Sizewell A attracted workers from a large area - some were local and attracted by regular work in a modern plant, others moved from other parts of the country to find work.

Among these were Dick Billanie who may have been working at Sizewell since 1970 but the minute he starts speaking there's no mistaking his Geordie roots.

He explains: “I came down for a couple of years in 1970 and I'm still here! I live in Leiston. It's regular work and a good job. I don't regret things at all.”

Mr Billanie worked in a mine before moving to Suffolk, and his family remained in the north east working in the coalfields.

“This is very different to that. At one stage the miners came down here when they were on strike and some of us put them up, but this is a very different industry to that,” he said.

SAFETY is the key watchword at Sizewell A - whether on a large or a small scale.
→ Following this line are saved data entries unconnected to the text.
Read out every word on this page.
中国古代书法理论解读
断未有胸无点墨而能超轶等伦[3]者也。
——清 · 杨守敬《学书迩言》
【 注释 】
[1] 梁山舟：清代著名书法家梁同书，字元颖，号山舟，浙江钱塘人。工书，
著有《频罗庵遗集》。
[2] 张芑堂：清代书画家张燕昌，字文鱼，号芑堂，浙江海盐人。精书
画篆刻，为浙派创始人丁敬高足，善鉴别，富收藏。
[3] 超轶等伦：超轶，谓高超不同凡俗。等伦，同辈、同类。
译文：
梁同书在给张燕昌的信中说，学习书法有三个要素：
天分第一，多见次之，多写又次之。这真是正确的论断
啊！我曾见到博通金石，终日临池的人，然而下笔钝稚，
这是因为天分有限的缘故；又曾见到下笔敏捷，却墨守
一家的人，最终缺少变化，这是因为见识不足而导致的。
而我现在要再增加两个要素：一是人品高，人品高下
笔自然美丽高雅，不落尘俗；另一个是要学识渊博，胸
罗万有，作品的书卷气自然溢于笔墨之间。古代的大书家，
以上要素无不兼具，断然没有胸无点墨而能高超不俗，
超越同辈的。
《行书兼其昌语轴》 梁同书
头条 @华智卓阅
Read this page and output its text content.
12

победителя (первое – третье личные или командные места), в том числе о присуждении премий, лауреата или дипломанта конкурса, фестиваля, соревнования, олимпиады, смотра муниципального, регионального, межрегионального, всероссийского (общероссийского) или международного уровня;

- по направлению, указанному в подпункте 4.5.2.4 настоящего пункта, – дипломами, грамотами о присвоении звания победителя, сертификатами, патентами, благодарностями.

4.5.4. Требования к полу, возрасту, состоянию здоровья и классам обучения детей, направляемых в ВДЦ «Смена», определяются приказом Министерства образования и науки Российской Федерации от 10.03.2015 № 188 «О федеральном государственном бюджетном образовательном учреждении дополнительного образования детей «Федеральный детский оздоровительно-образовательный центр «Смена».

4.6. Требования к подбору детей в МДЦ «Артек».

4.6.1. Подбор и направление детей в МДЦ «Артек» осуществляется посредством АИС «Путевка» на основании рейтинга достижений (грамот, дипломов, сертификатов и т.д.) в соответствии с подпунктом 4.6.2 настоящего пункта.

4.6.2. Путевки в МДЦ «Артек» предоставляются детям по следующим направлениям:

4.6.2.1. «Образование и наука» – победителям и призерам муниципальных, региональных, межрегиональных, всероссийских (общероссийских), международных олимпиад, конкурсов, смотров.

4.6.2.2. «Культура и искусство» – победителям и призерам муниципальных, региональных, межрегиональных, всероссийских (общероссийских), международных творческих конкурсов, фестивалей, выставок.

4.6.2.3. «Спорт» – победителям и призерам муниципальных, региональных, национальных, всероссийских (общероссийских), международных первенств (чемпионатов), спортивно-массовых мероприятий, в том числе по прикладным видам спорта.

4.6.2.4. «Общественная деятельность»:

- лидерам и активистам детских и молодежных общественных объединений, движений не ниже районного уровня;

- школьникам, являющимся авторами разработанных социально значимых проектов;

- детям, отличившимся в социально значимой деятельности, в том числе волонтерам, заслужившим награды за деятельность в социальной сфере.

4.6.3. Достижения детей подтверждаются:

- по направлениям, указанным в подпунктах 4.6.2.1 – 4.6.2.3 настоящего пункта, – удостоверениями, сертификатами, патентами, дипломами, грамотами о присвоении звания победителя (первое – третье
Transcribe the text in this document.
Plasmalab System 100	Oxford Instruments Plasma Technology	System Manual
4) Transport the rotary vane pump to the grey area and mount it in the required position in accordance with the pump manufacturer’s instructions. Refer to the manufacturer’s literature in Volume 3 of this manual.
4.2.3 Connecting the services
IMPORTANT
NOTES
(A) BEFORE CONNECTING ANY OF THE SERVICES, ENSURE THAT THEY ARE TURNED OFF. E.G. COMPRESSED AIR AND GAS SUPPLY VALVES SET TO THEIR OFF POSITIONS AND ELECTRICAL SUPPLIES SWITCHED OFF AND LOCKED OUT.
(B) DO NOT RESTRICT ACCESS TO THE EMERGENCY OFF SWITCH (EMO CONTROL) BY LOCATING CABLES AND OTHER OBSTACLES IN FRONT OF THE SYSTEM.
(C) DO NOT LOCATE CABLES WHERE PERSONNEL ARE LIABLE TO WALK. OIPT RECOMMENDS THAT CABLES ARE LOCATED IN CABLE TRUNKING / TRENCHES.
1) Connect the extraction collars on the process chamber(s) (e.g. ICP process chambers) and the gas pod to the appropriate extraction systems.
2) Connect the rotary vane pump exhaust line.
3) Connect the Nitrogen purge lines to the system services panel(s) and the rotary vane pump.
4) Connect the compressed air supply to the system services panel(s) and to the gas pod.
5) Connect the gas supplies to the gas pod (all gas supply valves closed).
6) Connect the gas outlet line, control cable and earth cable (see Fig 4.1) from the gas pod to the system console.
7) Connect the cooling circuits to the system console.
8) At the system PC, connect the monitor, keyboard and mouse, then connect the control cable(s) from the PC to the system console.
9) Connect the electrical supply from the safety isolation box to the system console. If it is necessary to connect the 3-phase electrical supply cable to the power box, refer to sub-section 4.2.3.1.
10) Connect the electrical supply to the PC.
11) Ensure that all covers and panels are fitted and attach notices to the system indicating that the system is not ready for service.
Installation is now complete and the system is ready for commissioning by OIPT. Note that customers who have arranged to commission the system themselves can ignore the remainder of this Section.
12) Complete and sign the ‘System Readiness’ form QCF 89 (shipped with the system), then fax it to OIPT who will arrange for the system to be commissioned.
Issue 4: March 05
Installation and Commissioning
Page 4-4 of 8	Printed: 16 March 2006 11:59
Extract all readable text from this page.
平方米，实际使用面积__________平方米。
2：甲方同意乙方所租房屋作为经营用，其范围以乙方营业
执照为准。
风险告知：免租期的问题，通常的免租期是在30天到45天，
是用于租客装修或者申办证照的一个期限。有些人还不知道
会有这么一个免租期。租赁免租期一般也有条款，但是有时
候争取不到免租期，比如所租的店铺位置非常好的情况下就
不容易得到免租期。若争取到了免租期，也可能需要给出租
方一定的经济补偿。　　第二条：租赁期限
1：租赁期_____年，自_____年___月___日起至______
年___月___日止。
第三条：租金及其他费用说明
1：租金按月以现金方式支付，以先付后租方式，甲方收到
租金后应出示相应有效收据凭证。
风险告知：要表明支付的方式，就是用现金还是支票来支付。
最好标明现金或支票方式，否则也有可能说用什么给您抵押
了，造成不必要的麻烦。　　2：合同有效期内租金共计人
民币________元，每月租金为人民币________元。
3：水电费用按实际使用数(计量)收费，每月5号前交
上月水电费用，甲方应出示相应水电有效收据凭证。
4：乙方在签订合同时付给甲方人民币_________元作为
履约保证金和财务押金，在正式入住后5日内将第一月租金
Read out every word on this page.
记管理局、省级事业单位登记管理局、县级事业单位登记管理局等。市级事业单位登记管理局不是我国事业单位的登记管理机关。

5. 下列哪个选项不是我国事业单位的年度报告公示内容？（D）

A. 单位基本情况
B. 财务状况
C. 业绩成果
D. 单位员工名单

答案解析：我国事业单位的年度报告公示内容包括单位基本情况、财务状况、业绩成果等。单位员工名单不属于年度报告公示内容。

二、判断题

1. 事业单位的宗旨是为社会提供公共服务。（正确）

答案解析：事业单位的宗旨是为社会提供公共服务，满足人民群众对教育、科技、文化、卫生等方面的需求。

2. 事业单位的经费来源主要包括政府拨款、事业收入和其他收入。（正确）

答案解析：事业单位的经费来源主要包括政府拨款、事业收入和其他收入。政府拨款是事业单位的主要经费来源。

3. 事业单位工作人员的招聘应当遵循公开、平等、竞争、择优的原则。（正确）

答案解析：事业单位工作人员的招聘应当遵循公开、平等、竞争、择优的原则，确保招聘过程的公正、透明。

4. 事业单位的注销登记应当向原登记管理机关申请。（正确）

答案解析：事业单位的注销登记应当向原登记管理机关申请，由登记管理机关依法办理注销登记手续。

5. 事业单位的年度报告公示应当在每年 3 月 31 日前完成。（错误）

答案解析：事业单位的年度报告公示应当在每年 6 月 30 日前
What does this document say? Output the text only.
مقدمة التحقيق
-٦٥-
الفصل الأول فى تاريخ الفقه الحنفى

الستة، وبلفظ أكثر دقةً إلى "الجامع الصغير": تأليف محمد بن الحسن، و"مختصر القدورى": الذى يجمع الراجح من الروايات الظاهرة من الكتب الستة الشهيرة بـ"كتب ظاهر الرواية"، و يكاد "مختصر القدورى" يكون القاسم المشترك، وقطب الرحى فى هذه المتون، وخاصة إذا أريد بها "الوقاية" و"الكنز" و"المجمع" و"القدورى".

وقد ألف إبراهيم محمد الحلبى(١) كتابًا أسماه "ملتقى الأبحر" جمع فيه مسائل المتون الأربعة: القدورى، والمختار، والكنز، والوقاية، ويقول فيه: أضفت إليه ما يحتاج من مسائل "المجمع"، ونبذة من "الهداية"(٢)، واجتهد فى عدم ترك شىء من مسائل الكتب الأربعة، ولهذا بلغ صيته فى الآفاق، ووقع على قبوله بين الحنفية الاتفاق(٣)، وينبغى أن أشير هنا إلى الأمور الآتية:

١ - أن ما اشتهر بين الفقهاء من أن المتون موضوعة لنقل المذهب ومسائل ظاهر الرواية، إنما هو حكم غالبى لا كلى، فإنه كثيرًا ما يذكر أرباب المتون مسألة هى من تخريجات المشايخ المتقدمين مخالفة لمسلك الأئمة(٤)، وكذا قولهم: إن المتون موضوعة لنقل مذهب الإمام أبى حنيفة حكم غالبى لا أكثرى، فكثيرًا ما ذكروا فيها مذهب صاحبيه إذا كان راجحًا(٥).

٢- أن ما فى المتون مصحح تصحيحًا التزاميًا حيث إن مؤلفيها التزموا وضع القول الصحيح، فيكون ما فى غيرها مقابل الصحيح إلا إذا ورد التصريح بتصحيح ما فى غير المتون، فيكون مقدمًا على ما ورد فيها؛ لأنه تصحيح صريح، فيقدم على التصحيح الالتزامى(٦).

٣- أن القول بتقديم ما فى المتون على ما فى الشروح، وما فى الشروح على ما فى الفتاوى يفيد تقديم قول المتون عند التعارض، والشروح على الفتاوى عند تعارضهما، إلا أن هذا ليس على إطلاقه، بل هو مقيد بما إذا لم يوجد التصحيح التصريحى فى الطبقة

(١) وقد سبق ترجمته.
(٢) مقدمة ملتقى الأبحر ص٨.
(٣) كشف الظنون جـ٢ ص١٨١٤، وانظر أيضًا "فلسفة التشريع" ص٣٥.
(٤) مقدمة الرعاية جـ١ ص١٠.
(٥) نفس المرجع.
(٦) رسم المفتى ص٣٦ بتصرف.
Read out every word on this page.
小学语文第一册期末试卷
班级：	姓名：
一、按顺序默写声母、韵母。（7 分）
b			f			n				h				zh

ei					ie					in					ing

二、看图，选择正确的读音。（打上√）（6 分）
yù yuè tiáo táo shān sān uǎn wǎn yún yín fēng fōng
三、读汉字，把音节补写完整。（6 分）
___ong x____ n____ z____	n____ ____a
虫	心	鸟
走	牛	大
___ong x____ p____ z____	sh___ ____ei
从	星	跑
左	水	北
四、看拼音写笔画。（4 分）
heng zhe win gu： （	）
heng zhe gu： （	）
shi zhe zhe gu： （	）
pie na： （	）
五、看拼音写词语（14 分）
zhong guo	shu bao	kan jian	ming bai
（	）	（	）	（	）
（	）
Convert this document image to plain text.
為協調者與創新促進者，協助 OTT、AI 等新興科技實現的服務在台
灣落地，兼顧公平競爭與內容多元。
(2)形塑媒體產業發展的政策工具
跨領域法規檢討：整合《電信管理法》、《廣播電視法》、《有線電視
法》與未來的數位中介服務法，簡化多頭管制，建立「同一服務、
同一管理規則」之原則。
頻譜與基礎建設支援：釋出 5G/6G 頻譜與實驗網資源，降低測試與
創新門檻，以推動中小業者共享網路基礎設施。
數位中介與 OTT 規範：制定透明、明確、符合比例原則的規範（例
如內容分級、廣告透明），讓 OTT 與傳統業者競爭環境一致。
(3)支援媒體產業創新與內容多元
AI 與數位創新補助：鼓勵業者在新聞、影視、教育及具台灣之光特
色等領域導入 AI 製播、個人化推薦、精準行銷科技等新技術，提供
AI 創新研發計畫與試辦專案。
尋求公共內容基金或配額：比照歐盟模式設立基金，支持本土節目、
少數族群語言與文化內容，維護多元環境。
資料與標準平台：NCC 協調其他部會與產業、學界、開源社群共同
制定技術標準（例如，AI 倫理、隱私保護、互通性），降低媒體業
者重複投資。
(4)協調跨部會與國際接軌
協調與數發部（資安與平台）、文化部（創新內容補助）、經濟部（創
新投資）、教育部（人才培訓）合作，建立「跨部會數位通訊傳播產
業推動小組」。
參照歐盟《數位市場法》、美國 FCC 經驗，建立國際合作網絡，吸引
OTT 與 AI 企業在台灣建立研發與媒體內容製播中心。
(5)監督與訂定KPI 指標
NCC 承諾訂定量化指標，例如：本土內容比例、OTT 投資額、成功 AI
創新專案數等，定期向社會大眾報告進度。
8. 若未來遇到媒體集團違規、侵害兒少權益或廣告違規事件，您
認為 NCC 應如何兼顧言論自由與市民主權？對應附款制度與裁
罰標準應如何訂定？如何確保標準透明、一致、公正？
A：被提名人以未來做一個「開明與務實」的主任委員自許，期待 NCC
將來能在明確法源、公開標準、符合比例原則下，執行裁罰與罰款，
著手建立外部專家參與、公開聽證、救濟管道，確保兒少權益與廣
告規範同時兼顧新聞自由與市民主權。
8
Monitoring for radioactive contamination is constant - workers on the site wear small detectors whenever they are in the reactor building so the level of radioactivity they are exposed to can be recorded.

The level of exposure to a full-time power station worker is roughly the same as that of a hospital worker - and considerably less than that of airline flight crew.

Radiation detection equipment is used constantly to monitor levels and ensure they are not exposed to any danger - but in fact it is more likely to pick up increased radiation from outside sources than from the site itself.

Jim Benton recalled the Chernobyl incident of 20 years ago: “We detected something had happened here before there was any announcement from Russia.

“Our instruments were showing something had happened but we knew it wasn't from Sizewell. It was a totally different kind of radioactivity. You can spot where it has come from.”

His colleague Mick Butler recalled that one worker lost the clothes off his back - literally - after the Chernobyl disaster.

“His mother had washed his sweater and left it out on the line to dry. The wind was coming from the east and radioactive particles settled on the sweater.

“He managed to get into the reactor building to do his work, but on the way out the detectors went completely haywire.

“It took some time to realise it was the sweater that was setting them off and he had to take it off there and then.

“I don't think he ever got it back - it was treated as low-level radioactive waste!”

SIZEWELL A's control room has changed little since it started generating electricity in the 1960s. It is staffed 365 days a year 24 hours a day keeping power running into the national grid.

Kevin Oxford is a relatively new boy at Sizewell A - he arrived in 2002 and moved to Rendlesham.

He was monitoring one of the reactors in the control room under the watchful gaze of shift manager Dick Smith - another refugee from Cliff Quay.

Mr Oxford said: “At the moment everything we do is about generating electricity safely. That will all change at the end of the year with the end of generation.

“The job will change - but we will still have a job to do defuelling the power station and preparing for decommission.

“That will last three years and then, who knows? Maybe we'll be looking at Sizewell C by then!”

There are two reactors, producing a total of 440 megawatts of electricity - enough to power a third of East Anglia. The reactors use 26,500 fuel rods each.

Each fuel rod contains enough fuel to last an average 10 years - depending on where it is placed in the reactor. The used fuel rods are taken by train to Sellafield in Cumbria for reprocessing.